I will say that it took me a while to get into the beginning of the book. I found that I wanted to jump straight into the nitty gritty as soon as possible. I can understand why Juno had that build up, to establish all the characters and relationships but for me, it took up slightly too much time. Once I got over the hump, the action and twists just kept on coming. Juno wasn’t afraid to just go for it, with Chapter 11 giving me a particular chuckle!
One thing I really appreciated about the book was it’s tackling of issues ahead of its time. By this I mean, in both perspectives, there was an essence of well integrated diversity which wasn’t shoved in your face, but it was there and I appreciated it. Including this in the 1940s sections of the books was a particularity refreshing choice.
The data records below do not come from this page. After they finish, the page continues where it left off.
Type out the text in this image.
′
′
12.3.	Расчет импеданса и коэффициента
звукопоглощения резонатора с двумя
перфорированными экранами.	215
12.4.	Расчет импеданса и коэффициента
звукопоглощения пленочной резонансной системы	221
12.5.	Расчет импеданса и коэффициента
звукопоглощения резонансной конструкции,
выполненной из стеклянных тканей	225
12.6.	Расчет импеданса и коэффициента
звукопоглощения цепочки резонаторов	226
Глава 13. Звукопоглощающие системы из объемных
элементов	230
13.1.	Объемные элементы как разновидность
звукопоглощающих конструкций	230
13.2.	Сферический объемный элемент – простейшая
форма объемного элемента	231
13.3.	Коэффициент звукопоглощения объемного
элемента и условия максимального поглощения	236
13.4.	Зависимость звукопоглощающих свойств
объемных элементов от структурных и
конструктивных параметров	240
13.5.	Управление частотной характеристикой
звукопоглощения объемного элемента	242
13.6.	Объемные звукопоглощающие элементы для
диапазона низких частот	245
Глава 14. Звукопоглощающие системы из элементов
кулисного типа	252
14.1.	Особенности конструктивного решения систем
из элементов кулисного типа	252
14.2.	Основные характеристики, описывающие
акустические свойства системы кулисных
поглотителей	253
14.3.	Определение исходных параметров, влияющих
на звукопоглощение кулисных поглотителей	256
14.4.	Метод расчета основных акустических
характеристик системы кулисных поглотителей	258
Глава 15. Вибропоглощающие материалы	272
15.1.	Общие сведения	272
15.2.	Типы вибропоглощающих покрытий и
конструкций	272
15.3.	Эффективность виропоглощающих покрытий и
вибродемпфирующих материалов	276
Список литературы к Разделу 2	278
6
Both Fliss and Margot during their sections are facing the same issues with boys, friends and tragedy, showing that there isn’t really that big of a difference between the two generations after all. As a protagonist, Fliss is great. She gives up meat when she meets a piglet who she calls Peanut, not for the sake of the piglet, more to annoy her grandmother.She obviously loves her mother very much and the three of them together have a sweet connection. I liked Fliss but I LOVED Margot. She goes through fair few things in her perspective and each one makes me love her more.
You can tell that both sides are building up to a great ending, but, boy, does this one pack a punch! This book will make you want to hug it close to your self, snuggled up in a blanket. Pick it up and experience Fliss’s whirlwind at a new school with mean girls and one (particularly) hot librarian and then dive into Margot’s world with her s she rushes to get home and keep reading her diary.
It really is a great read and tackles many issues all in one book! I can’t wait to pick up more of Juno’s work. I hear it’s wonderful.
This book is fantastic. A great look at the 1940s and the 90s, with a really monumental ending. Is it worth keeping a secret so you don’t hurt someone?